Eu fui dormir e Trump ainda era um dos menos populares presidentes da história dos EUA, seriamente ameaçado por acusações de espionagem e traição. Surgiam evidências de sua conspiração com a Rússia para manipular o resultado das eleições.

A Síria ainda era um barril de pólvora e crueldade, onde Putin garantia que o sanguinário Assad não seria importunado pela "intromissão ocidental". Essa tensão levou o ex-presidente Obama a consultar o Congresso da última vez que Assad usou armas químicas contra seu próprio povo. Deputados e senadores desconversaram. Não disseram nem sim nem não para o pedido de intervenção militar do presidente. E o próprio Trump, na época apenas um pré-candidato nanico, entupiu o twitter de mensagens insistindo que os EUA não deviam se envolver na guerra dos outros.

Hoje de manhã eu abri o computador e foi como se tivesse acordado em outra dimensão. A imprensa americana agora elogiava a resposta "corajosa e imediata" do presidente Trump. Depois que a imagem de bebês sufocando envenenados invadiu as timelines, o governo americano bombardeou as forças de Assad. Contra todas a expectativas, Putin reagiu com um muxoxo diplomático e ficou por isso mesmo. E, de uma hora para outra, o bufão que se mostrava incapaz de terminar o primeiro mandato era aplaudido pelos comentaristas dos noticiários.

Do nada, Trump deixou de ser Temer e virou Truman. E eu acordei hoje num mundo em que americano nenhum parece enxergar o sangue escorrendo pelas cortinas desse teatrinho.

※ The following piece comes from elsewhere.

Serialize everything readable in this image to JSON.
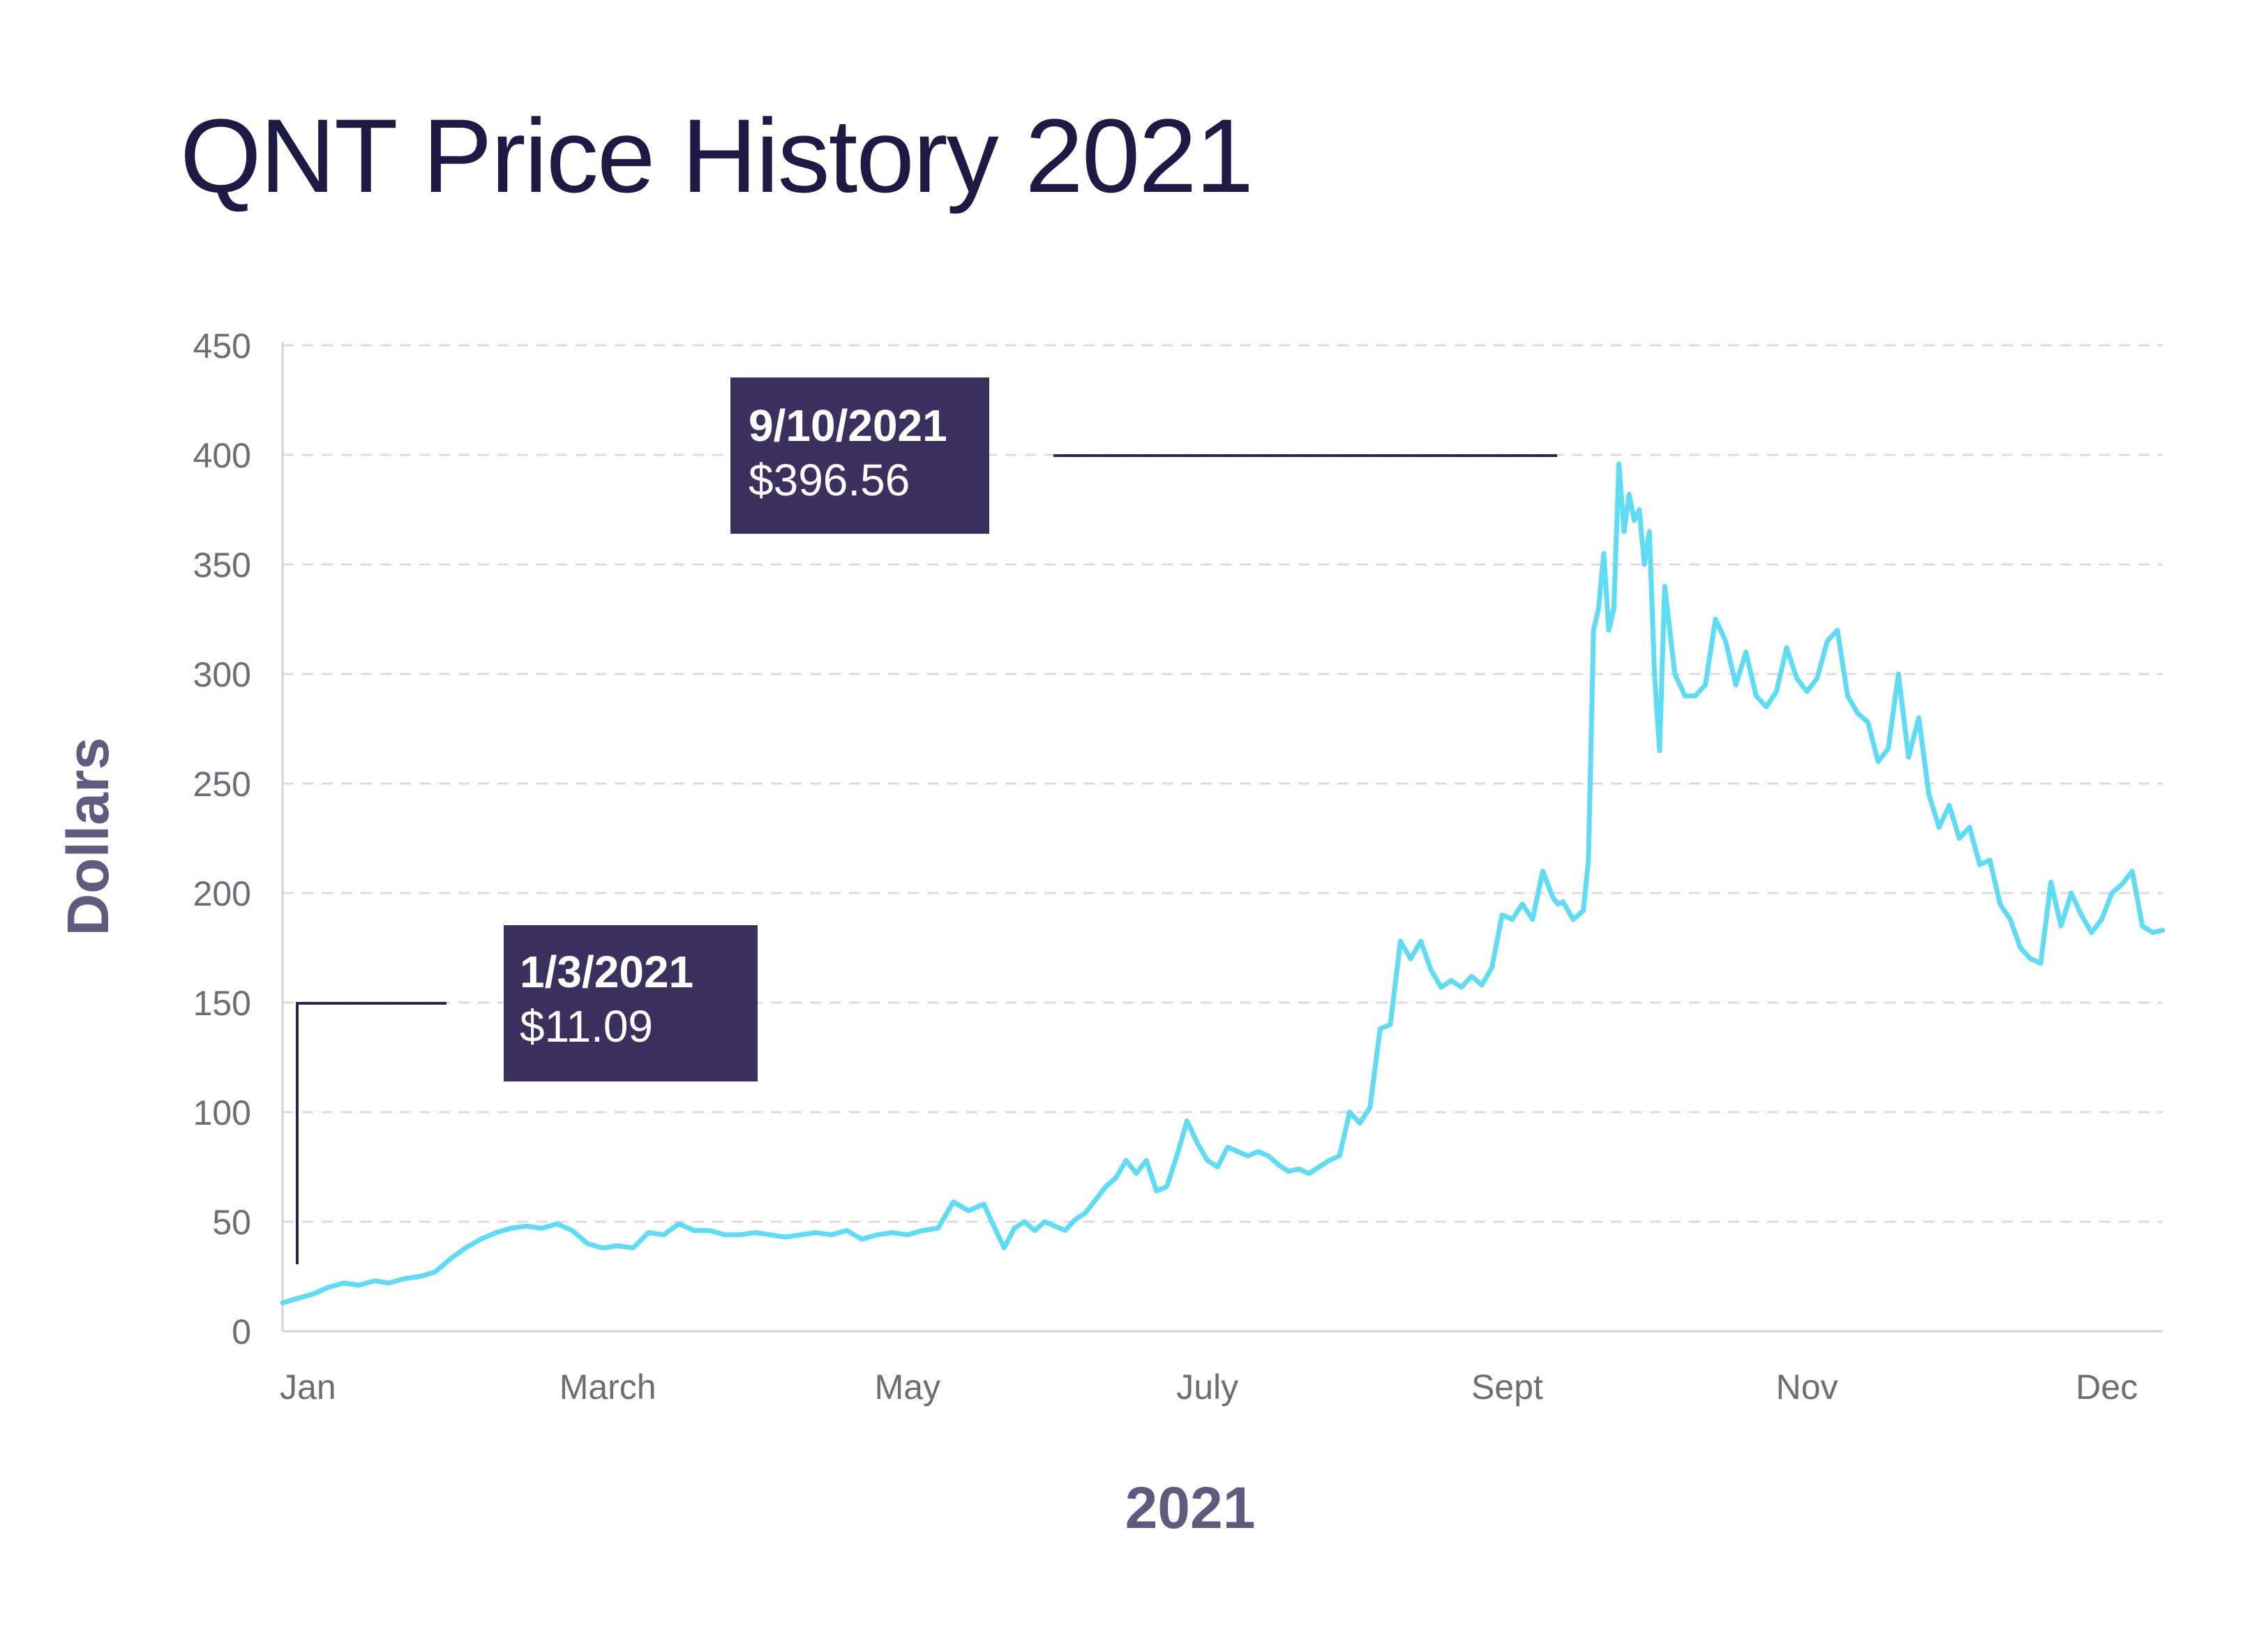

Meses atrás, Trump era incapaz de fazer uma crítica a Putin. "Existem muitos matadores no mundo. Nós temos muitos matadores. Você acha que nosso país é inocente?", declarou numa entrevista, ao ser perguntado se não era errado elogiar um governante com um histórico de assassinatos. Agora, este mesmo Trump decide atacar um aliado desse mesmo mandatário russo.

Claro, mudar de opinião ao seu bel prazer é a cara de Trump. Foi assim que ele enganou metade do país e virou presidente. Mas o que me surpreende é a velocidade com que a imprensa norte-americana comprou essa encenação.

Do nada, enquanto as investigações sobre o conluio com os russos fechavam o cerco e os índices de reprovação do americano armavam a cama para o impeachment, Assad – o protegido de Putin – resolveu usar armas químicas contra seu próprio povo.

Do nada, Trump abandonou seu discurso de nacionalismo e não envolvimento com conflitos externos e atacou um aliado do seu déspota favorito.

Do nada, Putin deixa seu aliado ser atacado e responde com um press release, reafirmando seu papel de vilão nessa ópera bufa.

Do nada, Trump deixou de ser Temer e virou Truman. E eu acordei hoje num mundo em que americano nenhum parece enxergar o sangue escorrendo pelas cortinas desse teatrinho.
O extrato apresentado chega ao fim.